Vertenza Whirpool, avviata la verifica su 600 impiegati

Martedì 14 Gennaio 2020
Vertenza Whirpool, avviata la verifica su 600 impiegati
FABRIANO -  Riflettori puntati sui colletti bianchi alla Whirlpool. Ha riguardato le problematiche degli impiegati il tavolo territoriale che ieri sera ha visto di fronte il management della multinazionale statunitense e i rappresentanti di Fim, Fiom e Uilm e le Rsu del settore. L’incontro, durato circa tre ore e mezzo, sarebbe stato di carattere interlocutorio, quasi un prologo di altri confronti che potrebbero avvenire a breve. Il condizionale è d’obbligo, soprattutto in questa circostanza, poiché al termine della riunione i sindacati non hanno voluto rilasciare dichiarazioni, prendendosi del tempo utile per fare delle valutazioni, nonché opportune riflessioni.
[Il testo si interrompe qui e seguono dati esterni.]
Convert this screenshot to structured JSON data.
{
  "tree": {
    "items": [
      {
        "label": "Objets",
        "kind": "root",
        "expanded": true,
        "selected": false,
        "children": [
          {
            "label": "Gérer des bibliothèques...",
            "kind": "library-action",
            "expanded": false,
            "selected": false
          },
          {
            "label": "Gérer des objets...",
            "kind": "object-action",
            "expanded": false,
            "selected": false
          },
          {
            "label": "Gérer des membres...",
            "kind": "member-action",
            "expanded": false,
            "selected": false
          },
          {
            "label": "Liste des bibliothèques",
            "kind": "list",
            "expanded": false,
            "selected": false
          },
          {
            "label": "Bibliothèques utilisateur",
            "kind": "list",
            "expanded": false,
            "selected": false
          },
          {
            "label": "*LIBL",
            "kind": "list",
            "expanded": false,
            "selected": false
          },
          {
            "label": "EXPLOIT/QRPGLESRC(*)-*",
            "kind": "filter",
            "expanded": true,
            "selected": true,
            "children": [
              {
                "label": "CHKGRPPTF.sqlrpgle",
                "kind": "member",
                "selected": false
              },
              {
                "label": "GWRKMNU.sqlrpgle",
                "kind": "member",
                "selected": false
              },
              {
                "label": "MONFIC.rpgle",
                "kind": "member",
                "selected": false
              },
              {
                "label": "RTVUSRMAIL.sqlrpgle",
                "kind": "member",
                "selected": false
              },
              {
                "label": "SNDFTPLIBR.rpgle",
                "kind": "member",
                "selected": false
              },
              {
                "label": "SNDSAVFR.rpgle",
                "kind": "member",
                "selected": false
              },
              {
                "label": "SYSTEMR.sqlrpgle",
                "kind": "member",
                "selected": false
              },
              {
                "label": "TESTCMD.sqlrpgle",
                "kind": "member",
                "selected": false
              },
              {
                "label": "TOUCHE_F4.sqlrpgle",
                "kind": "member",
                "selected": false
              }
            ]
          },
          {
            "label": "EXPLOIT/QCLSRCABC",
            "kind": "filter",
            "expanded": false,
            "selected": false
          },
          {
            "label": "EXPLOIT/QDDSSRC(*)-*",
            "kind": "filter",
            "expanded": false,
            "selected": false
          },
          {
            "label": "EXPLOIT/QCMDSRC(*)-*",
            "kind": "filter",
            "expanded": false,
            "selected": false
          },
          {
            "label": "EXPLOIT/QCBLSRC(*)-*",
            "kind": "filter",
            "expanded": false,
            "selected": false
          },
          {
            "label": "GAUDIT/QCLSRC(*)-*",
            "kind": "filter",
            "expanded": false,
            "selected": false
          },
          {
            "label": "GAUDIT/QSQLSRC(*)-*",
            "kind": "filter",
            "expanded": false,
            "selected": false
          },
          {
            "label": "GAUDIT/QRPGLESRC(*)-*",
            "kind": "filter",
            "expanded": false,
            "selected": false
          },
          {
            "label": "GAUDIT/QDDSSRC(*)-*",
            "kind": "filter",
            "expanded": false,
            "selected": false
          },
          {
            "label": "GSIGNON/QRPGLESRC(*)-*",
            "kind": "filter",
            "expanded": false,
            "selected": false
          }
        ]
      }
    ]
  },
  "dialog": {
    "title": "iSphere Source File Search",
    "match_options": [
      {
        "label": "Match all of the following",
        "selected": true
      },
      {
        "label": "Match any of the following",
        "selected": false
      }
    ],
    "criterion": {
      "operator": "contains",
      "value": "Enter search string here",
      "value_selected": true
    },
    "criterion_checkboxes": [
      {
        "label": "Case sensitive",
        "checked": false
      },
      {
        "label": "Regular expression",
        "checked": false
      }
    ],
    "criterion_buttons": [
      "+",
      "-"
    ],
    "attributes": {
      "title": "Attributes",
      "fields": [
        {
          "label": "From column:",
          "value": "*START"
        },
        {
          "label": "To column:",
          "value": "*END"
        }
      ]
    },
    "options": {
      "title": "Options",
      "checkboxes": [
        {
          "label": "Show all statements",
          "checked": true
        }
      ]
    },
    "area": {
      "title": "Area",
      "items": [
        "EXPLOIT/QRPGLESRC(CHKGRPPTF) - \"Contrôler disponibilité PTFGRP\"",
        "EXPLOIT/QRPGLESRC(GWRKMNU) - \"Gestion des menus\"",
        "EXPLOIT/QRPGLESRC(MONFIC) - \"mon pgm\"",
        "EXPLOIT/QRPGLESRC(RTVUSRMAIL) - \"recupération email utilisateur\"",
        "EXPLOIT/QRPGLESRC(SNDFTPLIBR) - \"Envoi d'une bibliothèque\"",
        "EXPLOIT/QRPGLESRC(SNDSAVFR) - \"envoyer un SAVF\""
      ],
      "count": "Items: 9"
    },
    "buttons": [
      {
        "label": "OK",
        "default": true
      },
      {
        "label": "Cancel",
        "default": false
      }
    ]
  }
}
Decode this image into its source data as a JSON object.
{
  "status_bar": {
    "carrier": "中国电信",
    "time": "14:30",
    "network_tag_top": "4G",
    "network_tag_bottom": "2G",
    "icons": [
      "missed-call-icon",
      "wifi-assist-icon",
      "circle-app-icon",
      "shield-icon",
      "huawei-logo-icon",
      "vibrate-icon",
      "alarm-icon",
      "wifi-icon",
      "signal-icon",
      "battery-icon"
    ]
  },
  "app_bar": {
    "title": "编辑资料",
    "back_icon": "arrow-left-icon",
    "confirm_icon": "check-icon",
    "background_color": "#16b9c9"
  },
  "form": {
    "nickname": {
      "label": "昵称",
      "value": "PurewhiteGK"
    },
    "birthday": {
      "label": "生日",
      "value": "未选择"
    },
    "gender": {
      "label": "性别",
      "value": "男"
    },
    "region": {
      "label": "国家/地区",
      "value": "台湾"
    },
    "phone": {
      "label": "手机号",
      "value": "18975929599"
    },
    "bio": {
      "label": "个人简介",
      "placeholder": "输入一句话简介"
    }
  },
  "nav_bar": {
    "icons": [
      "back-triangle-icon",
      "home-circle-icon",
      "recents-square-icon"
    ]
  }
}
Già oggi se ne saprà di più, ma intanto, secondo indiscrezioni, tutti i problemi relativi agli oltre 600 impiegati dei siti del Fabrianese (sono inclusi, naturalmente, gli addetti del Call center, che da diversi mesi ormai operano all’interno della sede centrale di via Aristide Merloni, dopo aver lasciato la struttura di Ca’ Maiano) sono state esaminate con attenzione.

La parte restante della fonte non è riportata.